As of the end of this month, a change in the International Olympic Committee rules will allow the urine test which has been developed by the Paris lab to stand on its own as an indicator. But as Ljungqvist admitted, there was no possibility of retrospective action being taken against Yegorova based on the Paris test.
"It took 10 years to find a test for EPO and now they have it and it is messed up," Hermens said. "Now they say it will be clarified in two weeks after the championships. Why can't they have clarified it two weeks before? It doesn't give confidence in the system.
"The EPO test has been used by cycling, it's been verified by the UCI [International Cycling Union] but not by the IAAF and the IOC. Why not?
"We accept the fact that Yegorova has been reinstated on a technicality - that's the rules of the sport.
"But this is not nandrolone, which it can be argued gets into the body through supplements. EPO can only get into the body through injections or whatever."
Meanwhile, England's Paula Radcliffe, who also spoke out strongly against Yegorova's presence at the world champs, has to consider whether to see through her promise to consider taking part in some kind of sit-down protest should the Russian's suspension be lifted.

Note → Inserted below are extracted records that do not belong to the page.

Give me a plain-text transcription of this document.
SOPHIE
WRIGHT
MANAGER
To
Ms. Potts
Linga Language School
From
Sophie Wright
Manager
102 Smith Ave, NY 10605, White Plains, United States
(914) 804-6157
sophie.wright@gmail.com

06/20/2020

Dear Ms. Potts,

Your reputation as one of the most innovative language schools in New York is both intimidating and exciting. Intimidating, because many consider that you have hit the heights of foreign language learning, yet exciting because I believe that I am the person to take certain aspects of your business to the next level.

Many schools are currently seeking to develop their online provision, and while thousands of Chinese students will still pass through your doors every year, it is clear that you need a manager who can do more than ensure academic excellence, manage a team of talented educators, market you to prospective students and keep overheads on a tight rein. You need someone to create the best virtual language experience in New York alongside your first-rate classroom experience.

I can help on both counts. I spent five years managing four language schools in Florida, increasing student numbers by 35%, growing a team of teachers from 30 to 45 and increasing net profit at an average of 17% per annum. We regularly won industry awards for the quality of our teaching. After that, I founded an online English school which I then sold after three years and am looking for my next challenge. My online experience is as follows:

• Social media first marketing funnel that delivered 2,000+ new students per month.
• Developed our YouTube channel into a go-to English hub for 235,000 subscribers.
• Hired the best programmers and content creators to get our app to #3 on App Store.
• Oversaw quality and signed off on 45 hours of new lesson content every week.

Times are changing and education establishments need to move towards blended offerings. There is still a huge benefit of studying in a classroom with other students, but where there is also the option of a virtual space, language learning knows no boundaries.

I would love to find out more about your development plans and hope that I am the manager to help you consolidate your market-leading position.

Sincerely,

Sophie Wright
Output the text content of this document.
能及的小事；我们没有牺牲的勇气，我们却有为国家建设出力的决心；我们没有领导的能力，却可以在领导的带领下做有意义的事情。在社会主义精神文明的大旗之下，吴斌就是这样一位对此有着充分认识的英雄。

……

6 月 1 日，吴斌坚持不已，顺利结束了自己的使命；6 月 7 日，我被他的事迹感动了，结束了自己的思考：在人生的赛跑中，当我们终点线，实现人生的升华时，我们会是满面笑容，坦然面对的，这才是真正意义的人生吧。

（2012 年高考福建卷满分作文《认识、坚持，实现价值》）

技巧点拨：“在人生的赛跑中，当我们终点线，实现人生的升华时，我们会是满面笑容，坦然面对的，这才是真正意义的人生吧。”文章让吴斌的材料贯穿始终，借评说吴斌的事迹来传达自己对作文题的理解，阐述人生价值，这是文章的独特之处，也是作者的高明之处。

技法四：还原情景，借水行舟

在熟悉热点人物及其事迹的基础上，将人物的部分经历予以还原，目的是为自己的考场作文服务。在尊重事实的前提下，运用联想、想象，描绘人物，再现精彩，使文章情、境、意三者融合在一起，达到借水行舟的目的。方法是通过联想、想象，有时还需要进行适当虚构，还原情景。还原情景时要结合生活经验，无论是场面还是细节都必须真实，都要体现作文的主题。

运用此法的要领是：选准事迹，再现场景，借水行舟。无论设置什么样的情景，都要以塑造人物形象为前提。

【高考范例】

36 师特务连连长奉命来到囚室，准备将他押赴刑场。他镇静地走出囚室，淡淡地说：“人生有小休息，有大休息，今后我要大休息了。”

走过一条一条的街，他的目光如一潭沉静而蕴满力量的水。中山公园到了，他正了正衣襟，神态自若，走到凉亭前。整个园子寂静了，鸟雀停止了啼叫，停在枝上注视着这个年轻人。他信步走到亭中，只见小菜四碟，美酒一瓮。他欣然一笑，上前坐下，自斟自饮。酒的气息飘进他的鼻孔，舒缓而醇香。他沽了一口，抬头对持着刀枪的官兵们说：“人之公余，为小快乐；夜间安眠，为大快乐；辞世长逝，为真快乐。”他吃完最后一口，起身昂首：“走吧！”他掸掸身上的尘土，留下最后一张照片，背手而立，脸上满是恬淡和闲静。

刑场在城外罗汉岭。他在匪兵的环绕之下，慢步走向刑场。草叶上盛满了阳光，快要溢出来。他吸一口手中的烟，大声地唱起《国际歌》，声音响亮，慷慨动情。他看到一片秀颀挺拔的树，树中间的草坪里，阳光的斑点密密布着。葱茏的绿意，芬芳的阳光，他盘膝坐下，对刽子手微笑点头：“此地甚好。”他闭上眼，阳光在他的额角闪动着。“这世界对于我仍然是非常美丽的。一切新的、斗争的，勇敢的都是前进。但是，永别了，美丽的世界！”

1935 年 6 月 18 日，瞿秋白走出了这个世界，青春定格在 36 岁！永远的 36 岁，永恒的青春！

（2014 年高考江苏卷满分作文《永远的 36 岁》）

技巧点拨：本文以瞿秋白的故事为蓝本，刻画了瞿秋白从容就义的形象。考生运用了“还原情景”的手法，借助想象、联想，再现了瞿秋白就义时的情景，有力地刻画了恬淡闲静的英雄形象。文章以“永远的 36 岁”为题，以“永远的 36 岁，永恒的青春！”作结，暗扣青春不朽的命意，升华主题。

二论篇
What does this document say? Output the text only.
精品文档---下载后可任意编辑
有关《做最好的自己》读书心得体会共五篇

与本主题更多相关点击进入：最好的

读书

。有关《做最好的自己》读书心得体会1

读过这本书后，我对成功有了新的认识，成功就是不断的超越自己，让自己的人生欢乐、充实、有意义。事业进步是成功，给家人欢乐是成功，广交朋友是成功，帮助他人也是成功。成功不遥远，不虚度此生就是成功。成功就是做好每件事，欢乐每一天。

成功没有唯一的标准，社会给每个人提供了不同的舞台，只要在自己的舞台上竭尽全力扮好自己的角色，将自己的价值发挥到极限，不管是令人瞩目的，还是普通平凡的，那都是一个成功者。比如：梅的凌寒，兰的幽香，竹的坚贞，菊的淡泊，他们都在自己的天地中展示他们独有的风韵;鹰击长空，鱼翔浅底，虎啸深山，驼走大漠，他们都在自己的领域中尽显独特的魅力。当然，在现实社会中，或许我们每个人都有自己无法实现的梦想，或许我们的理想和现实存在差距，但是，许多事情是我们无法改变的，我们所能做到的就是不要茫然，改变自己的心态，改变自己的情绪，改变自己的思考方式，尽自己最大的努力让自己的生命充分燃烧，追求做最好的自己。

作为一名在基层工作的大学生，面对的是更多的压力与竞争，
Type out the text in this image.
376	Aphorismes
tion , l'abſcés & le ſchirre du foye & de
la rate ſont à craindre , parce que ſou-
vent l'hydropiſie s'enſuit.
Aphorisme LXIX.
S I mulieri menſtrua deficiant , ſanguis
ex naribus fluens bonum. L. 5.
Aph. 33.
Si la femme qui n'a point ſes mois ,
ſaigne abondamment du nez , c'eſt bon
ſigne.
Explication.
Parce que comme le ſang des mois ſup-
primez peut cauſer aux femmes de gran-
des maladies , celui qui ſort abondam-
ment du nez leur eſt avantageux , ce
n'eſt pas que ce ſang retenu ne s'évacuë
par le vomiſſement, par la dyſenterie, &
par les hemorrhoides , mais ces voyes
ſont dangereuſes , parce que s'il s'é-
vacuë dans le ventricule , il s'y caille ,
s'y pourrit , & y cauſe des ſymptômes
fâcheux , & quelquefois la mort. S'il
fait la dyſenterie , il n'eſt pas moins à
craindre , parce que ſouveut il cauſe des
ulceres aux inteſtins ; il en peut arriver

Radcliffe made her position very clear before the championships began after spotting Yegorova in the athletes' restaurant.
"When somebody has cheated you and beaten you in two races this year, to see them flaunting it in your face, still thinking they are going to compete in the championships, is wrong," she said.
Radcliffe will not make any further comment on the matter until after her 10,000m final today, after which she will make a decision on whether to double up over 5000m.
Yegorova, meanwhile, has defended her right to line up in these championships.
Asked if she had ever taken EPO, she replied: "Of course not."
Asked to describe what she was feeling about the situation, she responded: "After a scandal like this, how do you think a normal person would feel? What can I do about it?
"Seriously, it hasn't been proven that I took EPO, so that should be the end of it. I can't explain it myself. I was shocked when I heard about it."